Multimedia Search

Multimedia search is probably one of the most efficient ways of speech recognition.  Automatic recognition of recorded texts and their indexing give you an access to all information without having to listen to recordings. This represents a huge advantage, especially nowadays, when numbers of recordings and volumes of data to be searched have spiralled. With such an archive you do not have to listen to all recordings or restrict your search to manually assigned key words. Quite the opposite, you can find very marginal information otherwise absolutely untraceable when using key word search.

Linguistic part

This technology combines speech recognizer with full text search supplemented by tools for morphological searchthesaurus or even translator. It can be combined with voice search; resulting system is not only searching the speech, but is also controlled by the speech.

Software solution

Just like in all efficient search engines, indexing of all searched recordings must be done first. Then it is possible to search them using newly created indexes.
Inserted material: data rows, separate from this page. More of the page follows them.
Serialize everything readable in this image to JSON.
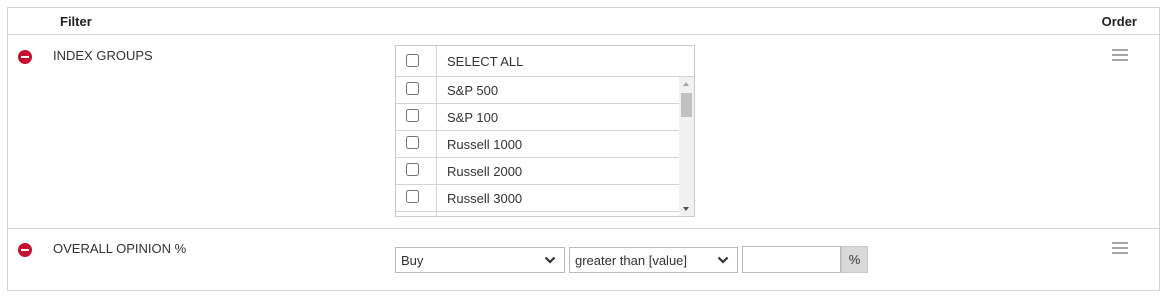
{
  "header": {
    "filter_label": "Filter",
    "order_label": "Order"
  },
  "index_groups": {
    "label": "INDEX GROUPS",
    "select_all_label": "SELECT ALL",
    "options": [
      {
        "label": "S&P 500",
        "checked": false
      },
      {
        "label": "S&P 100",
        "checked": false
      },
      {
        "label": "Russell 1000",
        "checked": false
      },
      {
        "label": "Russell 2000",
        "checked": false
      },
      {
        "label": "Russell 3000",
        "checked": false
      }
    ]
  },
  "overall_opinion": {
    "label": "OVERALL OPINION %",
    "opinion_selected": "Buy",
    "operator_selected": "greater than [value]",
    "value": "",
    "unit": "%"
  },
  "colors": {
    "remove_icon": "#c8102e",
    "border": "#d4d4d4",
    "handle": "#a6a6a6",
    "addon_bg": "#d9d9d9"
  },
  "icons": {
    "remove": "remove-circle-icon",
    "order": "drag-handle-icon",
    "dropdown": "chevron-down-icon"
  }
}
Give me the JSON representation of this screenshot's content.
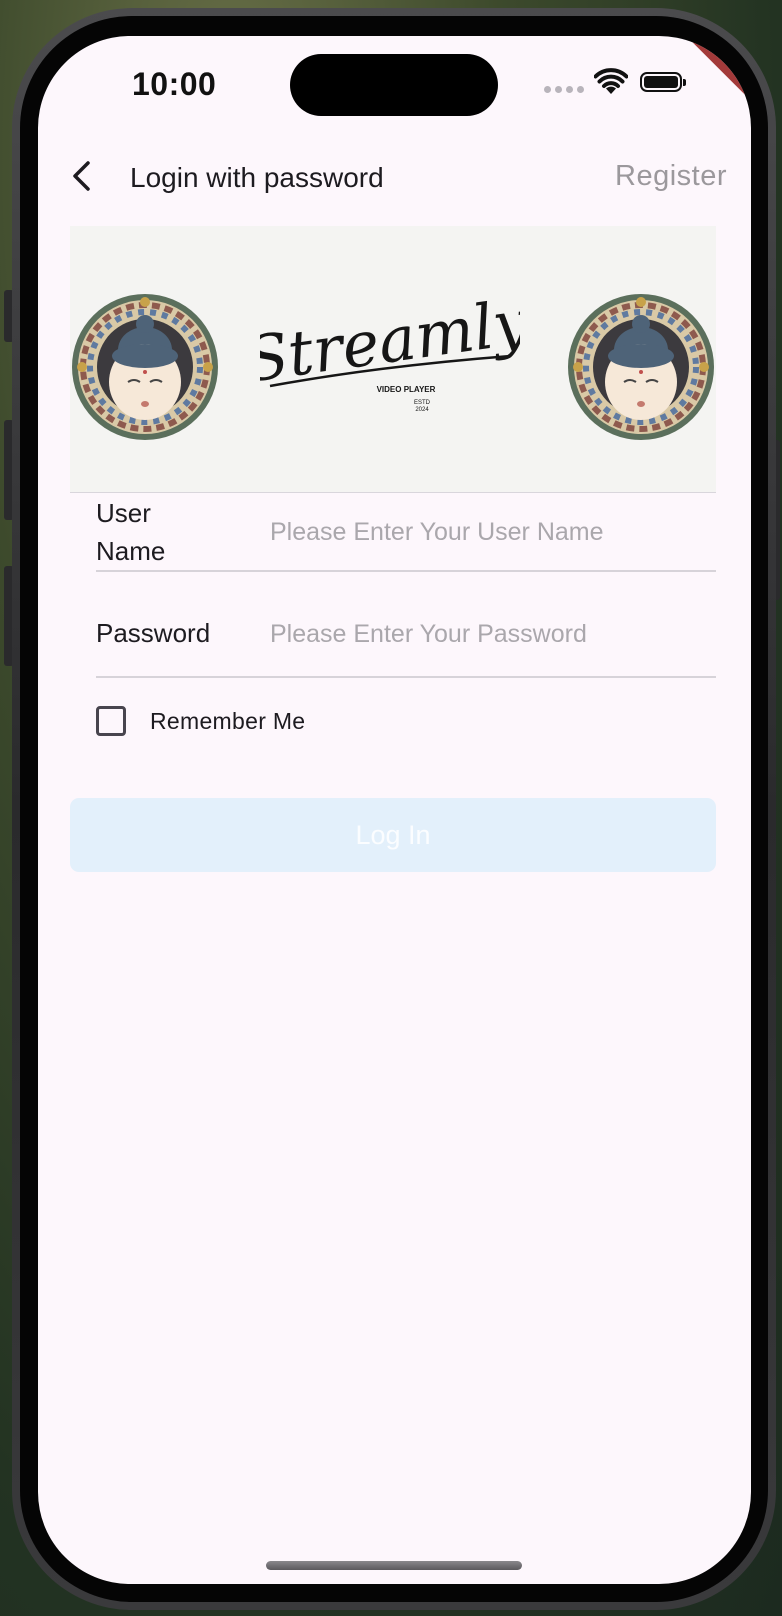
{
  "status_bar": {
    "time": "10:00"
  },
  "debug_banner": "DEBUG",
  "app_bar": {
    "title": "Login with password",
    "register_label": "Register"
  },
  "banner": {
    "logo_alt": "Streamly",
    "logo_sub1": "VIDEO PLAYER",
    "logo_sub2": "ESTD",
    "logo_sub3": "2024"
  },
  "form": {
    "username_label": "User Name",
    "username_placeholder": "Please Enter Your User Name",
    "username_value": "",
    "password_label": "Password",
    "password_placeholder": "Please Enter Your Password",
    "password_value": "",
    "remember_label": "Remember Me",
    "remember_checked": false
  },
  "login_button_label": "Log In",
  "colors": {
    "screen_bg": "#fdf7fc",
    "login_button_bg": "#e3f0fb",
    "debug_banner": "#a33a3a",
    "register_text": "#9b989c"
  }
}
Speech recognizer, translating spoken words into text, is the key component of this technology (when results of recognition are ambiguous, then also text may be ambiguous). Before the indexing, all texts must be pre-processed through the use of  lemmatisation (i.e. determining the lemma for a given word) for morphological search or translation into index language. The data are then stored in index and queried by a search engine. Queries are also processed e.g. through the  lemmatisation or expansion of forms (i.e. different inflected forms of a word are grouped together so they can be analysed as a single item), expansion of synonyms or translation into index language.
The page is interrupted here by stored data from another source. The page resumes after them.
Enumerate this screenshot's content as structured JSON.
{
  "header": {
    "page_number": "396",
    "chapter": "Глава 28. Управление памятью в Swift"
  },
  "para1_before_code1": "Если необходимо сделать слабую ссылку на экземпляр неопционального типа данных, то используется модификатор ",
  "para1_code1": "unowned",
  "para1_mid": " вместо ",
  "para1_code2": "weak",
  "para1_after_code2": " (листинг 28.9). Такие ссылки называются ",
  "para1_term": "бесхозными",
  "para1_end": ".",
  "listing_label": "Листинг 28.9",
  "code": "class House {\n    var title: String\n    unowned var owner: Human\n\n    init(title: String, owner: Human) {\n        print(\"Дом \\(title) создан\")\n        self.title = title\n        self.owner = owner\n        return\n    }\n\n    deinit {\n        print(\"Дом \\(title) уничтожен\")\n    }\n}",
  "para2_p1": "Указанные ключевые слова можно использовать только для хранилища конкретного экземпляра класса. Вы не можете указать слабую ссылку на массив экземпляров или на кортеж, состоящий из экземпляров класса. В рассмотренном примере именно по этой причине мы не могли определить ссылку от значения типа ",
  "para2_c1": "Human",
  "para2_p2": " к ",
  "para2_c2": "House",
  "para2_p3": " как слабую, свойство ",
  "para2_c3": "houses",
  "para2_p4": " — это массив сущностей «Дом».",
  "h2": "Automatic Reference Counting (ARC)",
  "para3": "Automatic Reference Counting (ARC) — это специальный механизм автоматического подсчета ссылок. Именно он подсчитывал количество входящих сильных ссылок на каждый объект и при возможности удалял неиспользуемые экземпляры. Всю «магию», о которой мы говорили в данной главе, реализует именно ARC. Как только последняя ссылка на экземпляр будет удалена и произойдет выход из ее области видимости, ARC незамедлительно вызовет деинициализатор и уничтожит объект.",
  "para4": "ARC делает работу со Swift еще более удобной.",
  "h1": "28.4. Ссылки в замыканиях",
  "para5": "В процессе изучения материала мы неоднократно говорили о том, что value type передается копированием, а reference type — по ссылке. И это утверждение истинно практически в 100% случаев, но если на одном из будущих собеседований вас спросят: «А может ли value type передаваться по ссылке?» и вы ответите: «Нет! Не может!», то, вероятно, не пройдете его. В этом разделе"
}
Recognizer is quite demanding in terms of computing devices and its computing power must be properly set in order to be able to convert new indexed recordings into text quick enough. Time necessary to process the recording is a fraction of the time necessary to play it in a conventional way. Thanks to higher number of cores used, several recordings can be processed at the same time. If necessary, recognizers may be run on dedicated servers with sufficient parameters. Other indexing actions are much faster. If search gets hindered by an insufficient disc read speed, go with SSDs or use disc mirroring.